Massive $7.9 trillion money market fund balances are also seen as potential sources of buying power. Investors say it's still unclear when this flood of equity and debt issuance will begin to cause market indigestion.
However, concentration of demand has some market participants concerned. Jim Bianco, President of Bianco Research, notes:
“Investor appetite and fundraising willingness are unlimited in AI, but outside it, other companies are mostly standing still.”
Kevin Foley, Co-head of Global Investment Banking at JP Morgan, acknowledges that capital market activity is “quite concentrated,” and warns “the world changes quickly, and risks remain unresolved.”
Historically, large-scale equity issuance tends to accompany major investment booms—railroads, canals, telecom networks were all such cases. But history also shows that these waves often end in bubbles.
BCA Research’s Chief US Equity Strategist Noah Weisberger studied 40 years of market history and roughly 12,000 IPOs, finding that in the 12 months after large IPOs, S&P 500 performance tends to be weaker than other periods, with a median gain of only 8%, and about 20% of cases showing negative returns.
“What’s coming is a batch of extremely large IPOs, which only highlight the worries. These aren’t small deals the market can digest quickly—they may become a meaningful drag on the market.”
Charles Lemonides, founder of ValueWorks hedge fund, compares the current situation to the late 1920s and the 1990s: innovative waves fueled speculative stocks and large financings; “on the way up, companies scramble for money, investors scramble to give it, because it’s a gold rush everyone wants to join.”
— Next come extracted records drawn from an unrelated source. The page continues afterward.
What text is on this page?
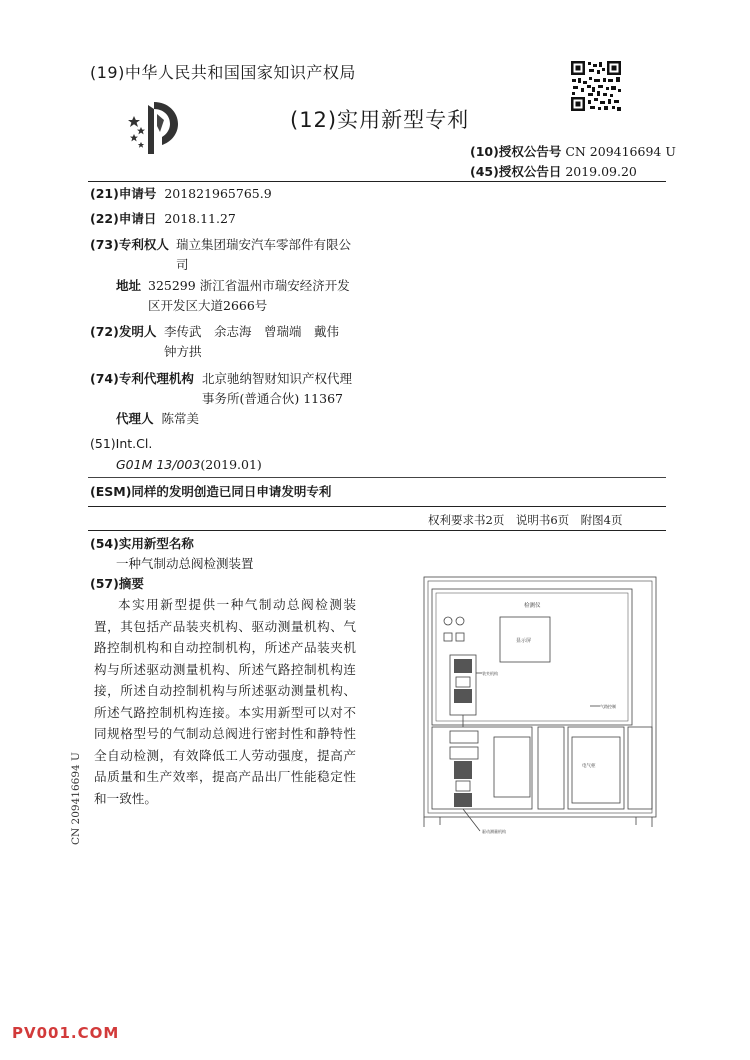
(19)中华人民共和国国家知识产权局
(12)实用新型专利
(10)授权公告号 CN 209416694 U
(45)授权公告日 2019.09.20
(21)申请号 201821965765.9
(22)申请日 2018.11.27
(73)专利权人 瑞立集团瑞安汽车零部件有限公
司
地址 325299 浙江省温州市瑞安经济开发
区开发区大道2666号
(72)发明人 李传武　余志海　曾瑞端　戴伟
钟方拱
(74)专利代理机构 北京驰纳智财知识产权代理
事务所(普通合伙) 11367
代理人 陈常美
(51)Int.Cl.
G01M 13/003(2019.01)
(ESM)同样的发明创造已同日申请发明专利
权利要求书2页　说明书6页　附图4页
(54)实用新型名称
一种气制动总阀检测装置
(57)摘要
本实用新型提供一种气制动总阀检测装置，其包括产品装夹机构、驱动测量机构、气路控制机构和自动控制机构，所述产品装夹机构与所述驱动测量机构、所述气路控制机构连接，所述自动控制机构与所述驱动测量机构、所述气路控制机构连接。本实用新型可以对不同规格型号的气制动总阀进行密封性和静特性全自动检测，有效降低工人劳动强度，提高产品质量和生产效率，提高产品出厂性能稳定性和一致性。
检测仪
显示屏
装夹机构
电气柜
气路控制
驱动测量机构
CN 209416694 U
PV001.COM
Robert Buckland directly says he has always been waiting for the moment when equity supply really starts ramping up, as a signal to counter the bull market. “Now, it's really ramping up.”
Inigo Fraser Jenkins, Co-head of Institutional Solutions at AllianceBernstein, takes a relatively moderate stance—arguing higher equity issuance should be seen more as a risk factor that suppresses future returns and increases volatility, rather than a fundamental turning point changing the market structure. "It narrows the path of success, to some extent."